Now, in the August issue of Current Directions in Psychological Science, a journal published by the Association for Psychological Science, University of Edinburgh cognitive neuroscientist Robert H. Logie challenges this model.
"We have a range of different capacities, each with its own function, and they operate at the same time" when we perform a task or think about something, says Logie. Within this "multiple-component framework," working memory capacity is "the sum of the capacities of all these different functions."
This "workspace" in the brain, as Logie calls it, allows us to do something while other functions operate in the background or to apply ourselves to a single task involving more than one function. In reading, for instance, we both see words and process meaning. The "sum" of the capacities isn't a gross measure, though, because we often tax one function more than another. In reading, processing has its shoulder to the grindstone, while vision takes it easy.
In addition to the attentional model of working memory, Logie critiques the experimental methods shaped by it. Example: Studies measuring capacity ask participants to read a sentence (process) and remember the sentence's last word (memory), then read several sentences and recall all the final words in order. How well a person does can predict performance on other tasks or exams. But the experiment, which assumes one big resource pouring into different tasks until it's used up, tests only one function, memory for words.
If you want to understand not just the capacity but the structure of working memory -- which Logie considers a more fruitful avenue of research -- there's a better experimental methodology: cognitive neuroscience. "Imaging data demonstrate that if you ask people to do one sort of task, you get one [brain] pattern, and if you ask them to do another, you get another pattern." Make the same task harder -- say, remember word lists faster -- and "you see increased activation in the same area." Complicate it -- add words to the sequence, and thus processing along with recall -- and different networks fire.
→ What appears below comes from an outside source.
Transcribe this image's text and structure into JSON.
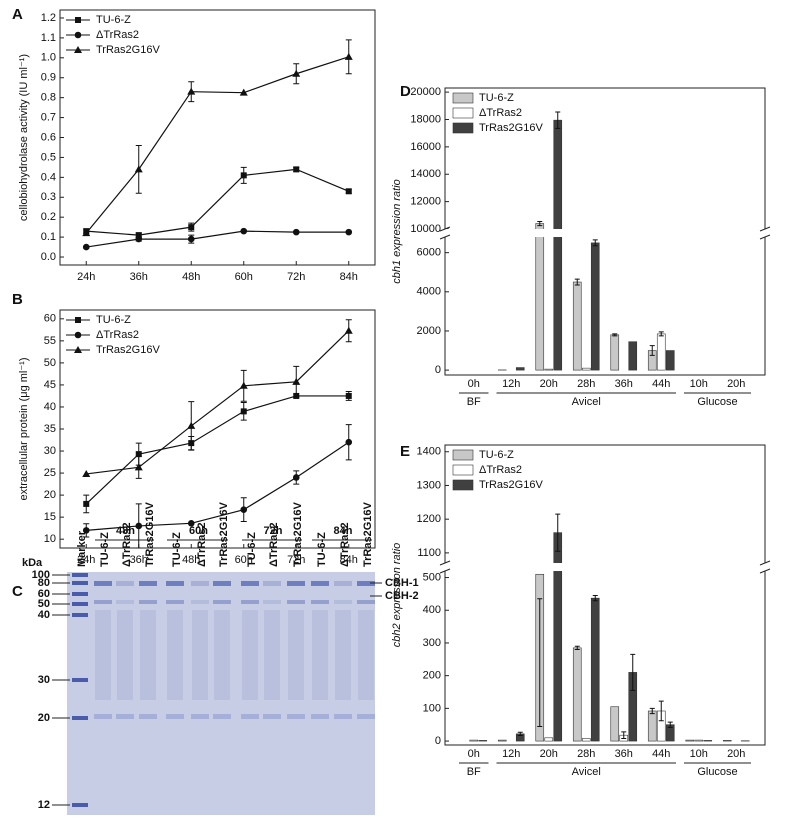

The multiple-component model holds great practical promise, says Logie. In education, "if you assume there is a single general capacity," interventions for people struggling to learn are few. Assume multiple components to draw on, and those other resources stand ready for development.
Similarly, if you see general impairment in aging or after brain damage, you can give only generalized support. Look for decline or impairment in specific functions -- not just physical but cognitive -- and you can exercise the still-robust functions, helping people live richer, more independent lives.